Even an impenetrable fortress has its weaknesses

"Andor" has reserved its big prison break moment for its season finale, which makes sense, as the success of this plan dictates the futures of the characters involved. Canon dictates that Cassian will end up playing a crucial role in the events of "Rogue One," which means that his escape plan will work. However, this foreknowledge does not necessarily dilute the stakes at Narkina 5 — if anything, it only makes the actual logistics of the escape more thrilling. 

While we have no idea how Cassian and Loy will end up planning such a high-risk operation, the significance of the act is not lost on the viewers.

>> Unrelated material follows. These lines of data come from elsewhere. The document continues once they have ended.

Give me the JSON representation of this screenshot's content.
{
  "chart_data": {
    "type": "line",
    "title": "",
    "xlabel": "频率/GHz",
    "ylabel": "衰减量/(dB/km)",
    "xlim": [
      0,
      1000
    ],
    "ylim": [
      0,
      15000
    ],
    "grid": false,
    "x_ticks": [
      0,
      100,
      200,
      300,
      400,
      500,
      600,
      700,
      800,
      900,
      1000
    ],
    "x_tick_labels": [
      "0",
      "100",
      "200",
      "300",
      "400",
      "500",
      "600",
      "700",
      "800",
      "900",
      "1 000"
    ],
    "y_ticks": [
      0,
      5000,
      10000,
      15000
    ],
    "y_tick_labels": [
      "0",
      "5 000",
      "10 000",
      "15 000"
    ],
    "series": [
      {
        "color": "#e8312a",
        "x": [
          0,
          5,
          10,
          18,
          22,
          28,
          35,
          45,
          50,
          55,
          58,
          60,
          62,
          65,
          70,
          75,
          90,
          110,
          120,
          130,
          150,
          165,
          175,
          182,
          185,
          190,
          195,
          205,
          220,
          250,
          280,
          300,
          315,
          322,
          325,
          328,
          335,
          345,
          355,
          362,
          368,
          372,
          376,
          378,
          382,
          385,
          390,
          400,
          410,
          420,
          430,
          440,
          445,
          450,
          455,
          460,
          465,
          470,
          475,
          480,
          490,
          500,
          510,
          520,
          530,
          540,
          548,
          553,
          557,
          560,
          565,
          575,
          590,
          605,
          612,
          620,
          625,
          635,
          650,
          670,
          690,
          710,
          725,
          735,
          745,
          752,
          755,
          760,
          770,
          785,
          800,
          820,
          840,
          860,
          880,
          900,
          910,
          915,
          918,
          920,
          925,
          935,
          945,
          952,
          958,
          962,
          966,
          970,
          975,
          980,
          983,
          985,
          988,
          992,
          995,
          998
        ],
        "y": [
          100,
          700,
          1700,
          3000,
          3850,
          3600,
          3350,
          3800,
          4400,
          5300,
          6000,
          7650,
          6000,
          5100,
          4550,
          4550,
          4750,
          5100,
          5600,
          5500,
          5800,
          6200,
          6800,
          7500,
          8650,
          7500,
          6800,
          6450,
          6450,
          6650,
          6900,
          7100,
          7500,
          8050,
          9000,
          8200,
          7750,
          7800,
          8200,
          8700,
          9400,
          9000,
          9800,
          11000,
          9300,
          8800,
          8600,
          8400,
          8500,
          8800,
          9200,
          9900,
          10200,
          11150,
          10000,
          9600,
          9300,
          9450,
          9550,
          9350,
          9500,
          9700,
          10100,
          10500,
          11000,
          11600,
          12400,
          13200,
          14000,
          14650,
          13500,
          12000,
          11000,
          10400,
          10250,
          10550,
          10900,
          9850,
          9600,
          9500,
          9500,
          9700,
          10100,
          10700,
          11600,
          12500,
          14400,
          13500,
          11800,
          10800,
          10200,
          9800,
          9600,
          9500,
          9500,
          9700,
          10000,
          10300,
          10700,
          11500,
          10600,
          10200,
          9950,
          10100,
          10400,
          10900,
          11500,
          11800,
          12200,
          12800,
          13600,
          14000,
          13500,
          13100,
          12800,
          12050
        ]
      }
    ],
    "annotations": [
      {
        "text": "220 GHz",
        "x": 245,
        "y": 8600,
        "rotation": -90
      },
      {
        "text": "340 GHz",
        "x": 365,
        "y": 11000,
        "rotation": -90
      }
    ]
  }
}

If Cassian and the others manage to break free of the shackles of this impenetrable fortress, there is no greater blow to the Empire, especially after the Aldhani incident. The breakout will not only expose the cracks in the Imperial megastructure but also act as a renewed source of hope for the disenfranchised and the oppressed. 

Cassian's frantic proclamations of "nobody is listening!" rings truer by the end of the episode, when the true nature of the Empire is revealed. The inmates, like Loy, will finally realize that they are nothing more than pawns in a rigged system, forced to compete with one another for a dream that can never be actualized. The promise of freedom is a lie, as the Empire does not even deem the inmates as people deserving of basic rights that demand that certain laws be upheld. They are replaceable fodder for the Imperial machine, and it's time for them to wake up and attempt an escape, no matter what the consequences. If their fates are already marked with a painful death, why not take a gamble and fight for what's rightfully theirs?